The federal government notched the second highest number of False Claims Act settlements in history and judgments in the last fiscal year, and two legal experts said the long-term care industry should be warned that that pace will likely continue. 

The Department of Justice announced that settlements and judgments in False Claims Act cases exceeded $2.2 billion with the vast majority — $1.7 billion — stemming from healthcare cases. In addition, the department’s press release noted that $1.9 billion of the total was related to qui tam, or whistleblower, cases.

The lengthy release detailed several high-profile cases, including several involving nursing homes and senior care, and the categories under which the Department of Justice pursued them. The department highlighted the case against American Health Foundation and three affiliated facilities — Cheltenham Nursing and Rehabilitation Center in Philadelphia, PA; the Sanctuary at Wilmington Place in Dayton, OH; and Samaritan Care Center and Villa in Medina, OH – for providing “grossly substandard skilled nursing services” between 2016 and 2018. 

Mysty Blagg, an attorney with Shipman & Wright LLP who is a former healthcare compliance investigator, said the releases tend to highlight the enforcement agency’s priorities. She said the release highlighted a case involving cybersecurity so nursing home operators should take the hint and focus on protecting patient personal and medical data. 

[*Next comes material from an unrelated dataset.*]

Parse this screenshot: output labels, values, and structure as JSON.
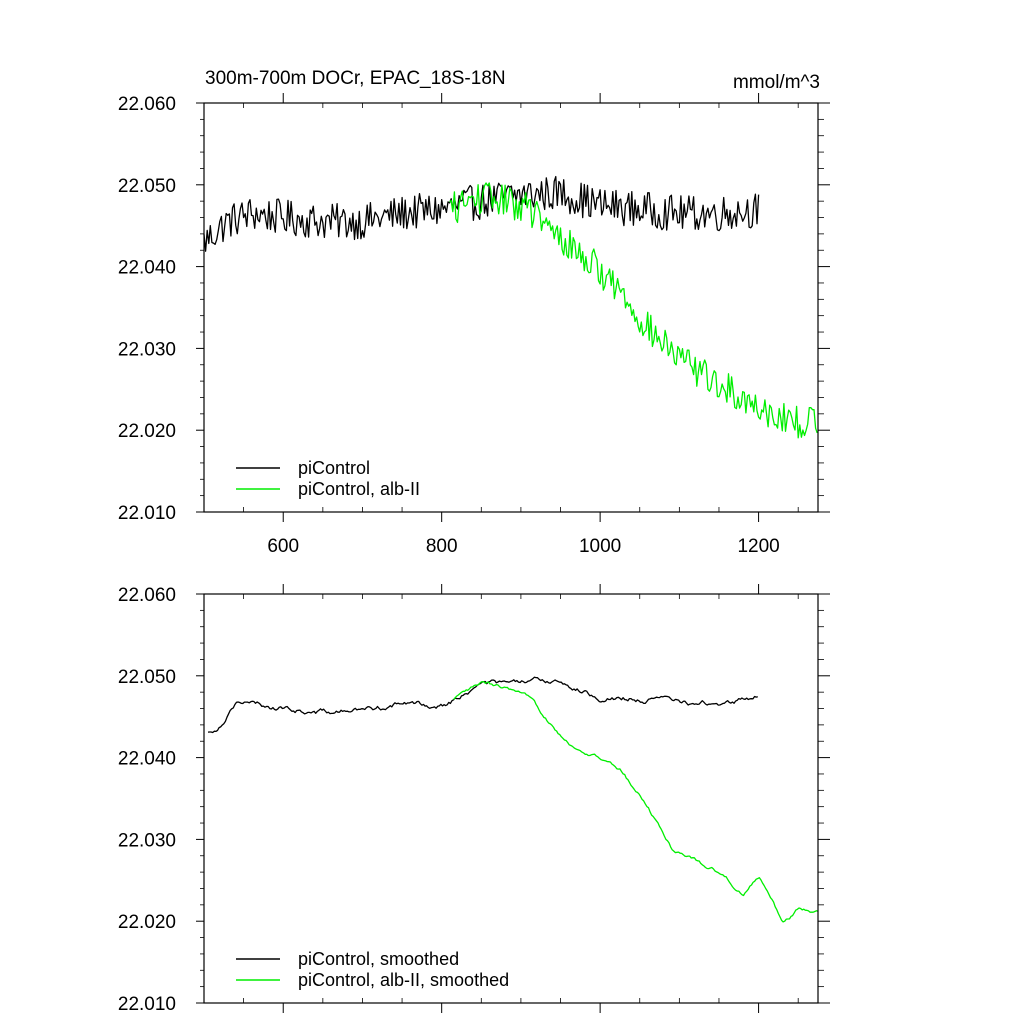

“They don’t seem to be decreasing the emphasis on nursing homes,” she said, adding that President Joe Biden’s mention of holding nursing homes accountable in last Tuesday’s State of the Union address is also a signal. “If we read the tea leaves and piece that together with the audits on the rate of the use of anti-psychotics, they’re still interested in nursing homes and seeing if they’re providing quality care to residents.”

Qui tam cases may become a more significant threat for the operators of skilled nursing facilities. Blagg said there are “a lot of disgruntled” nurses who are doing more work with fewer resources. The growing frustration of employers not listening to them can lead to situations where they feel it necessary to become whistleblowers. 

Attorney Matthew J. Murer, who chairs the Health Care, Public Policy, and Government Investigations Department Chair at Polsinelli PC, said he cautions clients to pay attention to what employees are reporting internally.

“If a complaint is filed through a complaint line and you don’t respond and don’t engage, frustrated people leave and go to an attorney and say, ‘I wasn’t listened to,’” he said.

The Justice Department’s press release noted that whistleblowers filed 652 qui tam lawsuits in fiscal year 2022. 

While Murer doesn’t expect there to be a sudden increase in the number of lawsuits filed against nursing home operators in general, he said that investigators will continue to pursue those cases aggressively. Providers should expect that any case against them will include some analysis of how they used funding from the CARES Act, the first legislation targeting economic relief from the pandemic signed into in March 2020, and from the Paycheck Protection Program. 

Given the myriad problems the sector is facing from labor shortages, Medicaid reimbursements that are not keeping pace with inflation, and a looming federal staffing mandate, Murer said the challenges providers face are “above and beyond.”

“I’ve never seen industry face the array and depth of challenges they have right now,” he added.